The revelation from Harper Lee’s recently released novel “Go Set A Watchman” which caught so many by surprise—that the civil rights hero of “To Kill A Mockingbird,” Atticus Finch, is a racist, was not particularly surprising to many of us Southerners—that is, to those of us who have our own Uncle Atticuses tucked away in our attics.
My family’s Uncle Atticus was my dad’s big brother and Dad idolized him. He shared quite a few characteristics with the Atticus played by Gregory Peck in the Mockingbird movie. Tall and handsome, my Uncle Atticus had a commanding physical presence. When he spoke on a subject he had studied, he articulated that velvet eloquence of no particular hurry, peculiar to orators of the Deep South. He got a ride to college on a football scholarship and earned a law degree at the University of South Carolina. A World War II and Korean War veteran, he left the US Air Force as an officer with a promising military career ahead of him. He was, to me, a kind of Hemingway figure—he hunted big game in Alaska—drank whiskey straight from the bottle—and believed men ruled—white men.

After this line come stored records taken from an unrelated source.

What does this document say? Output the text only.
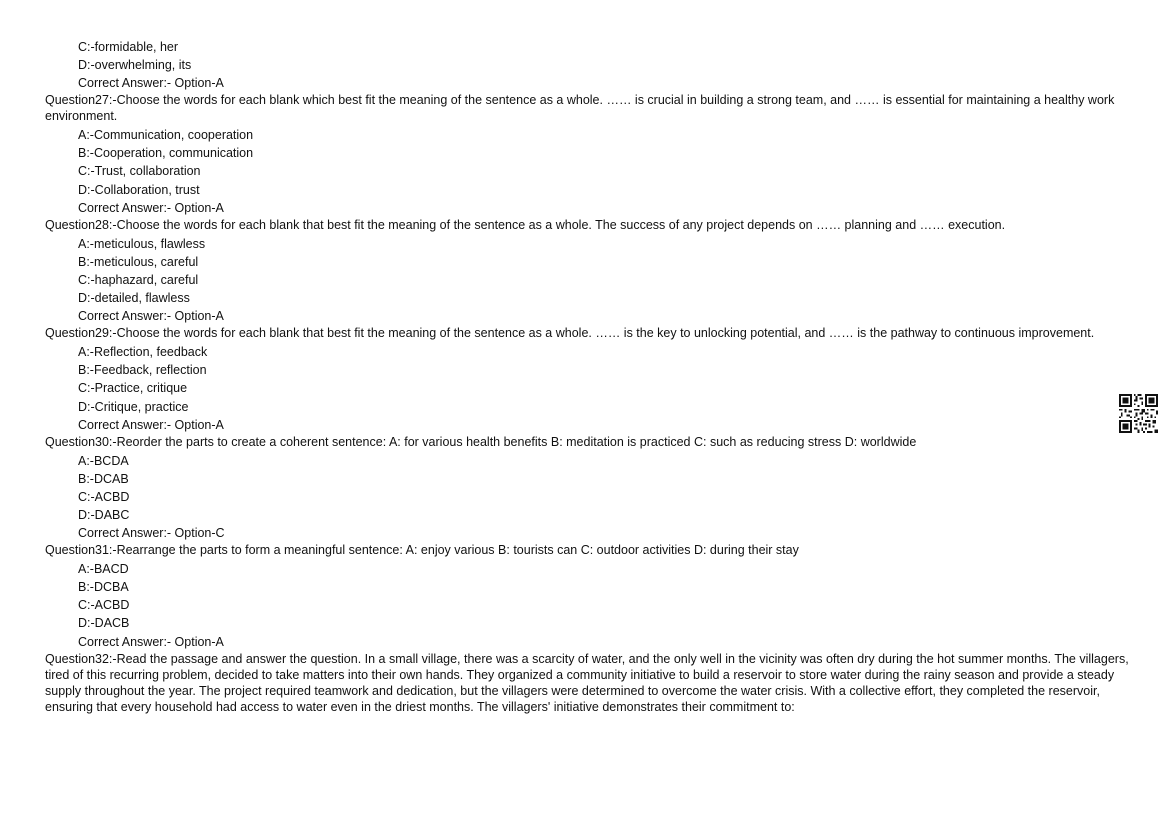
C:-formidable, her
D:-overwhelming, its
Correct Answer:- Option-A
Question27:-Choose the words for each blank which best fit the meaning of the sentence as a whole. …… is crucial in building a strong team, and …… is essential for maintaining a healthy work environment.
A:-Communication, cooperation
B:-Cooperation, communication
C:-Trust, collaboration
D:-Collaboration, trust
Correct Answer:- Option-A
Question28:-Choose the words for each blank that best fit the meaning of the sentence as a whole. The success of any project depends on …… planning and …… execution.
A:-meticulous, flawless
B:-meticulous, careful
C:-haphazard, careful
D:-detailed, flawless
Correct Answer:- Option-A
Question29:-Choose the words for each blank that best fit the meaning of the sentence as a whole. …… is the key to unlocking potential, and …… is the pathway to continuous improvement.
A:-Reflection, feedback
B:-Feedback, reflection
C:-Practice, critique
D:-Critique, practice
Correct Answer:- Option-A
Question30:-Reorder the parts to create a coherent sentence: A: for various health benefits B: meditation is practiced C: such as reducing stress D: worldwide
A:-BCDA
B:-DCAB
C:-ACBD
D:-DABC
Correct Answer:- Option-C
Question31:-Rearrange the parts to form a meaningful sentence: A: enjoy various B: tourists can C: outdoor activities D: during their stay
A:-BACD
B:-DCBA
C:-ACBD
D:-DACB
Correct Answer:- Option-A
Question32:-Read the passage and answer the question. In a small village, there was a scarcity of water, and the only well in the vicinity was often dry during the hot summer months. The villagers, tired of this recurring problem, decided to take matters into their own hands. They organized a community initiative to build a reservoir to store water during the rainy season and provide a steady supply throughout the year. The project required teamwork and dedication, but the villagers were determined to overcome the water crisis. With a collective effort, they completed the reservoir, ensuring that every household had access to water even in the driest months. The villagers' initiative demonstrates their commitment to:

Uncle Atticus established a highly regarded law firm, one that my family had designs for me to join, in the city where a professional legal building bore his name. Over his long and successful practice as an attorney, he represented many African-Americans in court—defending their rights with exceptional resolve and diligence, up in the ugly face of Jim Crow. The people elected Uncle Atticus to the House of Representatives—that same venerable institution that recently voted to remove the Confederate flag from the South Carolina State House grounds.
It is impossible to imagine, however, that my Uncle Atticus would have voted with the overwhelming majority on that historic Confederate flag legislation. He was a staunch member of the Sons of Confederate Veterans and, like his father who was an Exalted Cyclops of the Ku Klux Klan, had an intractable belief that people of every color of the rainbow are superior—as long as they are white.
I used to marvel at his racism. He was quite educated and had a strong Christian faith. Earning a masters degree in New Testament studies after he met Jesus Christ, he religiously taught the Good Book in Sunday School. And yet, he remained faithful to his belief that all men were granted rights from their Creator—and the race that he belonged to had been intelligently designed superior over all the other races. He once told me that he walked out of his Presbyterian church one day and never looked back when a black man took a seat in the pews. It amazed me to think he might actually believe that the Kingdom of Heaven was going to be segregated, with the white saints occupying the higher seats at the Great Banquet. The last time I saw Uncle Atticus alive was at the homecoming of a Methodist church that our family established over 220 years ago—I believe he stayed outside during the worship service that day because my own wife, who is Chinese, was in the building.
His funeral service was held inside a Lutheran church full of all-white congregants. When his body was transported a few miles up the road to the burial site, armed military guards from Fort Jackson were at attention ready to put him to bed. The soldiers, dressed immaculate, comported themselves impeccably. They fired volleys with their rifles up toward heaven. Dad wept when a lone bugle, off in the distance, blew the haunting taps. Standing at the side of Uncle Atticus’s coffin, two soldiers carefully folded an American flag with solemn precision—they passed the triangular cloth to a third soldier who, kneeling at the feet of Uncle Atticus’s widow, pressed it into her lap, spoke softly to her, then stood up and saluted her with such exquisite poignancy, I nearly swooned. I saw one of my cousins with her mouth dropped wide open. It was my Uncle Atticus’s final tribute—how perfectly fitting that the trusted guard who administered it was a young black female soldier.
I loved Uncle Atticus; but I could barely conceal my rebel delight in the irony of those unforgettable moments. If you watched the ceremony of the Confederate flag being taken down on the South Carolina State House grounds you may have been somewhat similarly amused that it was a black man from the Honor Guard who handed it over to the president of the Confederate Relic Room and Military Museum, where the flag will be at ease, permanently on public display.
In the end, the spirit in the forces behind the Confederate flag, the racial certitude from our Uncle Atticuses, and every lofty ideology we hold dear, are eventually lowered back down to earth—only God remains constant— from on high—forever over all.